Alexander Skidan: Эпоха европоцентризма, похоже, уходит в прошлое. При этом географические границы (а они тоже, бывает, перекраиваются) не совпадают с границами политического и культурного влияния: большинство моделей общественного устройства, идей и технологий, определяющих современность, от демократии до модернизма и технонауки, родились в Европе, а затем распространились по всему миру. И поэтому можно быть бóльшим европейцем, живя в Бейруте или Гонконге, чем в Копенгагене и Берлине. Но верно и обратное: если ты родился в Берлине, почему бы не эмигрировать (ментально) в Японию?

Поэтам и художникам всегда было тесно в собственном национально-культурном ареале, их влекло к разукоренению (детерриториализации), сегодня это стало уделом многих, если не большинства. Если переходить на личный уровень, то для меня пространство Европы определяется скорее историко-культурным контекстом, из которого, я бы добавил, невозможно изъять политический (кантовскую идею вечного мира, например). А центральной для определения «европейскости» я бы назвал, пожалуй, идею или фигуру Другого, саму возможность помыслить/вообразить Другое (чем европейское в том числе) и быть открытым ему. Парадокс, однако, в том, что эта идея – или ее предпосылки – пришли, строго говоря, не из Европы. Но проработаны и возведены в ранг (регулятивной) идеи все же в Европе. То есть в некотором смысле эта открытость Другому, (пере)присвоение Другого, включение самой фигуры инаковости в свой «проект» или «диспозитив» стоит у истоков «европейскости».

Aleksandr Skidan (c) Victor Nemtinov

Alexander Filyuta: Такие авторы, как Шамшад Абдуллаев и Ниджат Мамедов, используют свой поэтический язык в первую очередь как медиум, как оболочку, и черпают свою художественную энергию из разных традиций и культур. Возможно ли, что Ваш язык также является, в первую очередь, оболочкой, медиумом, опирающимся уже не на русскую литературную традицию, а на какой-то новый язык, состоящий из множества мировых традиций. То есть является чем-то, что функционирует скорее как оболочка для создания текстов ‹на основе феномена глобальной культуры› (‹global culture phenomenon›)?

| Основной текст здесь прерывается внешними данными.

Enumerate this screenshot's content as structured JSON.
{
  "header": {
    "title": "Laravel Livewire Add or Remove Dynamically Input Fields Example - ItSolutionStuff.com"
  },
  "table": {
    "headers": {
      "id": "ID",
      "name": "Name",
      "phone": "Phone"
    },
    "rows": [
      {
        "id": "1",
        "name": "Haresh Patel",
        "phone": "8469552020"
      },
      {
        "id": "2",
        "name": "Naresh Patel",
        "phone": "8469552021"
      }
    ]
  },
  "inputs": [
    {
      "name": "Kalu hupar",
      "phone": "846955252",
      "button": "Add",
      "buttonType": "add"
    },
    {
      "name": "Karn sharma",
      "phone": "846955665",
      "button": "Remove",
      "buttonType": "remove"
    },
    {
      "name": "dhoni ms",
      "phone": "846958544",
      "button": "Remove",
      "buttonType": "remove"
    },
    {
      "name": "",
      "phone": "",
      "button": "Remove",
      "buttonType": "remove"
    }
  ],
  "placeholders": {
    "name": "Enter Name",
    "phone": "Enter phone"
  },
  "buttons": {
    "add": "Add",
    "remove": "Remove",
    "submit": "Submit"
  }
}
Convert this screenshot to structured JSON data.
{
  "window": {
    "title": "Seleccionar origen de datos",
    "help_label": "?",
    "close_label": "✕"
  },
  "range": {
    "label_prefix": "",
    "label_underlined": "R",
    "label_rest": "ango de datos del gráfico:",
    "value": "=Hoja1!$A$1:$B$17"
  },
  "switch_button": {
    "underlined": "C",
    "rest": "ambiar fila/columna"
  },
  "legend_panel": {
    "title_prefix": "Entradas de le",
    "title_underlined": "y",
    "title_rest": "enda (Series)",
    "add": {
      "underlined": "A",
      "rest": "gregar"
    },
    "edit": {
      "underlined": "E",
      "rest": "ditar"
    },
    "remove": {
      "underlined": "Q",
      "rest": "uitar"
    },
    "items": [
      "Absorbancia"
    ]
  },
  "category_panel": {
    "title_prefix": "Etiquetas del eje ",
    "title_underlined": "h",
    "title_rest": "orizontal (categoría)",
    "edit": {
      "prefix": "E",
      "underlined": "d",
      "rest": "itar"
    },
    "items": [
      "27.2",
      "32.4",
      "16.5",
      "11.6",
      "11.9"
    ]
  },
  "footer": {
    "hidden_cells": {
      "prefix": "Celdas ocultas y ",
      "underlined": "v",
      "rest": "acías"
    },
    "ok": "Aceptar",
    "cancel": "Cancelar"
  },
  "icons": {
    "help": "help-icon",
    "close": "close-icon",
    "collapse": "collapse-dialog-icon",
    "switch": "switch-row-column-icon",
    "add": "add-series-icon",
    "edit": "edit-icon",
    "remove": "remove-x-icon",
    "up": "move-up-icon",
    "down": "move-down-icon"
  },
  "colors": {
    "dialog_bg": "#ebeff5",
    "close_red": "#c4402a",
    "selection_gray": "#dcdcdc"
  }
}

Alexander Skidan: Для поэта в родном языке (или в языке, на котором он пишет) есть нечто нередуцируемое даже при обращении к иным культурным традициям или «глобальной» повестке. Нечто вроде отложений, остаточных пород, следов, отсылающих к историческому опыту, к его толще. Эти остаточные породы сталкиваются с современным словоупотреблением и культурными значениями, жаргонизмами и клише, образуя подземный тектонический гул, без такого столкновения поэзия становится стерильной, усредненной, пресной.